To determine the excess reactant left over, we first need to calculate the moles of each reactant using their respective molar masses.
1. Calculate the moles of N2:
Molar mass of N2 = 28.02 g/mol
Moles of N2 = 250 g / 28.02 g/mol = 8.92 mol
2. Calculate the moles of H2:
Molar mass of H2 = 2.02 g/mol
Moles of H2 = 18.75 g / 2.02 g/mol = 9.30 mol
Next, we need to determine the limiting reactant in the reaction. The balanced chemical equation for the reaction is:
N2 + 3H2 -> 2NH3
From the equation, we can see that the ratio of moles of N2 to H2 is 1:3. This means that N2 is the limiting reactant.
Since N2 is the limiting reactant, all of the N2 will react completely and only some of the H2 will react. Now we need to calculate the amount of H2 that will react with the given amount of N2:
Moles of N2 : Moles of H2 = 1:3
Moles of H2 reacting with N2 = 8.92 mol N2 x (3 mol H2 / 1 mol N2) = 26.76 mol H2
Since we only have 9.30 mol of H2, it is the excess reactant.
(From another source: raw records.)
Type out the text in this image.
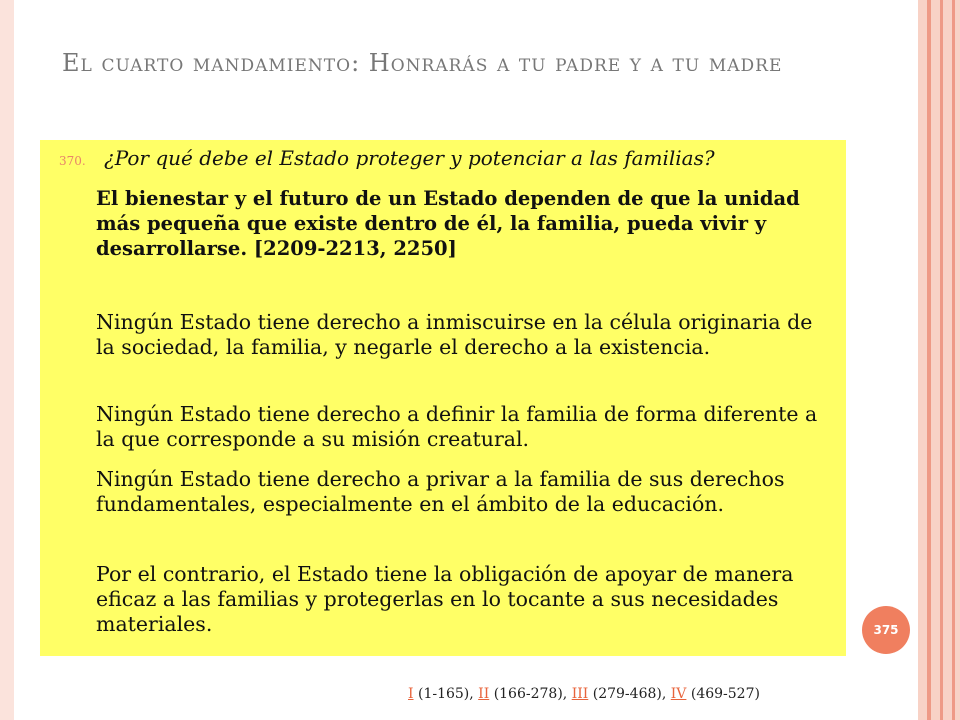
El cuarto mandamiento: Honrarás a tu padre y a tu madre
370. ¿Por qué debe el Estado proteger y potenciar a las familias?
El bienestar y el futuro de un Estado dependen de que la unidad más pequeña que existe dentro de él, la familia, pueda vivir y desarrollarse. [2209-2213, 2250]
Ningún Estado tiene derecho a inmiscuirse en la célula originaria de la sociedad, la familia, y negarle el derecho a la existencia.
Ningún Estado tiene derecho a definir la familia de forma diferente a la que corresponde a su misión creatural.
Ningún Estado tiene derecho a privar a la familia de sus derechos fundamentales, especialmente en el ámbito de la educación.
Por el contrario, el Estado tiene la obligación de apoyar de manera eficaz a las familias y protegerlas en lo tocante a sus necesidades materiales.	375
I (1-165), II (166-278), III (279-468), IV (469-527)
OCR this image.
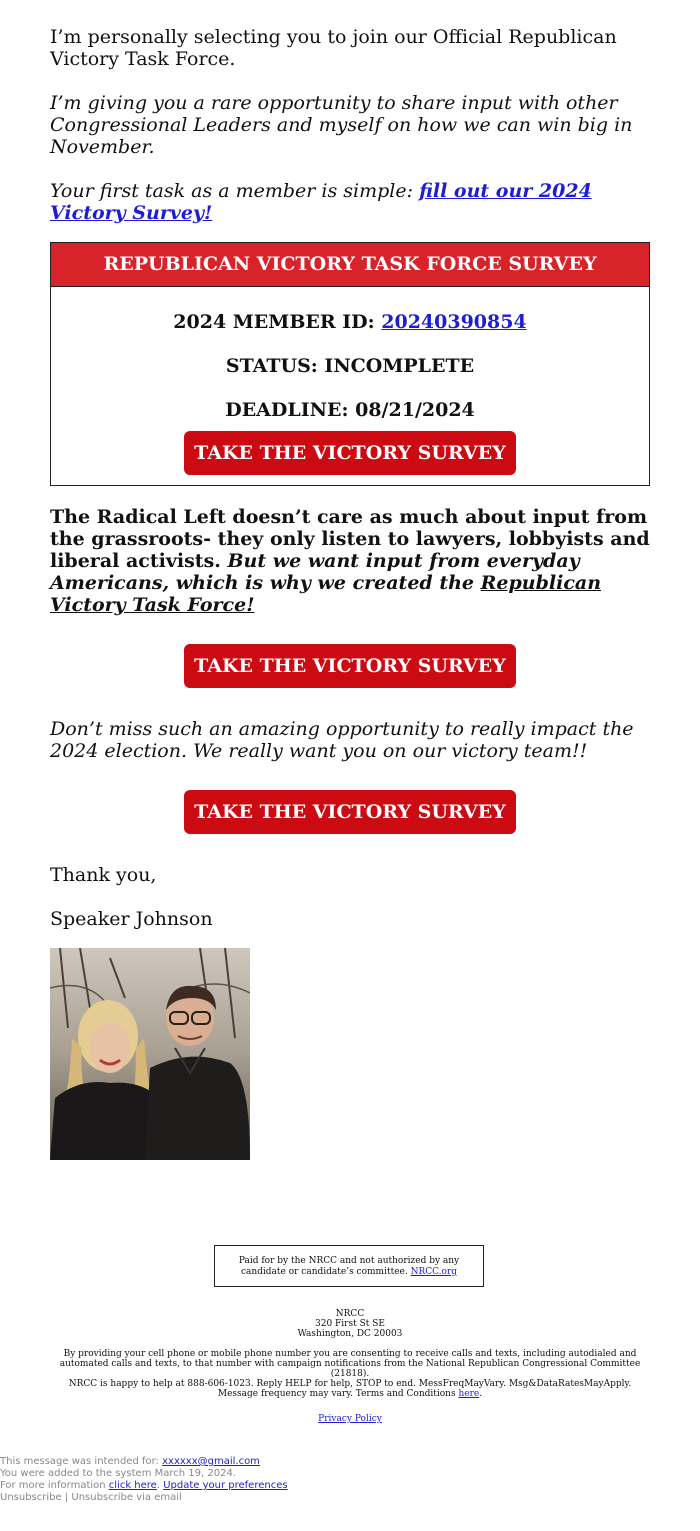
I’m personally selecting you to join our Official Republican Victory Task Force.

I’m giving you a rare opportunity to share input with other Congressional Leaders and myself on how we can win big in November.

Your first task as a member is simple: fill out our 2024 Victory Survey!

REPUBLICAN VICTORY TASK FORCE SURVEY
2024 MEMBER ID: 20240390854
STATUS: INCOMPLETE
DEADLINE: 08/21/2024
TAKE THE VICTORY SURVEY

The Radical Left doesn’t care as much about input from the grassroots- they only listen to lawyers, lobbyists and liberal activists. But we want input from everyday Americans, which is why we created the Republican Victory Task Force!

TAKE THE VICTORY SURVEY

Don’t miss such an amazing opportunity to really impact the 2024 election. We really want you on our victory team!!

TAKE THE VICTORY SURVEY

Thank you,

Speaker Johnson

Paid for by the NRCC and not authorized by any candidate or candidate’s committee. NRCC.org
NRCC
320 First St SE
Washington, DC 20003
By providing your cell phone or mobile phone number you are consenting to receive calls and texts, including autodialed and automated calls and texts, to that number with campaign notifications from the National Republican Congressional Committee (21818).
NRCC is happy to help at 888-606-1023. Reply HELP for help, STOP to end. MessFreqMayVary. Msg&DataRatesMayApply. Message frequency may vary. Terms and Conditions here.
Privacy Policy
This message was intended for: xxxxxx@gmail.com
You were added to the system March 19, 2024.
For more information click here. Update your preferences
Unsubscribe | Unsubscribe via email
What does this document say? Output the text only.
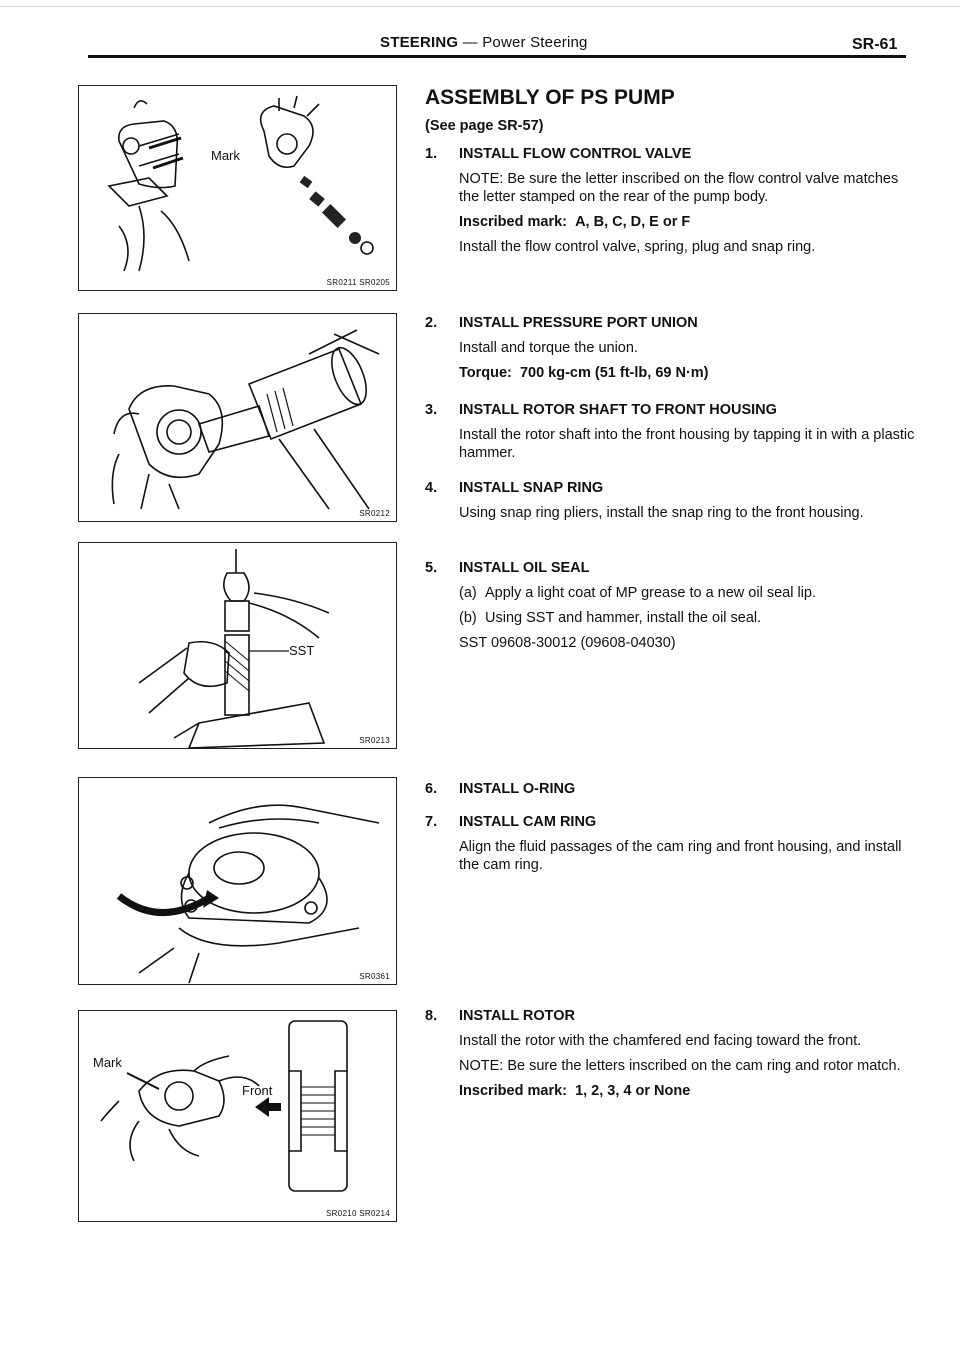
STEERING — Power Steering	SR-61
Mark
SR0211 SR0205
SR0212
SST
SR0213
SR0361
Mark
Front
SR0210 SR0214
ASSEMBLY OF PS PUMP
(See page SR-57)
1. INSTALL FLOW CONTROL VALVE
NOTE: Be sure the letter inscribed on the flow control valve matches the letter stamped on the rear of the pump body.
Inscribed mark: A, B, C, D, E or F
Install the flow control valve, spring, plug and snap ring.
2. INSTALL PRESSURE PORT UNION
Install and torque the union.
Torque: 700 kg-cm (51 ft-lb, 69 N·m)
3. INSTALL ROTOR SHAFT TO FRONT HOUSING
Install the rotor shaft into the front housing by tapping it in with a plastic hammer.
4. INSTALL SNAP RING
Using snap ring pliers, install the snap ring to the front housing.
5. INSTALL OIL SEAL
(a) Apply a light coat of MP grease to a new oil seal lip.
(b) Using SST and hammer, install the oil seal.
SST 09608-30012 (09608-04030)
6. INSTALL O-RING
7. INSTALL CAM RING
Align the fluid passages of the cam ring and front housing, and install the cam ring.
8. INSTALL ROTOR
Install the rotor with the chamfered end facing toward the front.
NOTE: Be sure the letters inscribed on the cam ring and rotor match.
Inscribed mark: 1, 2, 3, 4 or None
The amount of excess reactant left over can be calculated by subtracting the moles of H2 that reacted with N2 from the total moles of H2:
Excess H2 left over = 9.30 mol H2 - 26.76 mol H2 = -17.46 mol H2
Since we cannot have a negative amount of a substance in a chemical reaction, the excess reactant left over is 0 mol.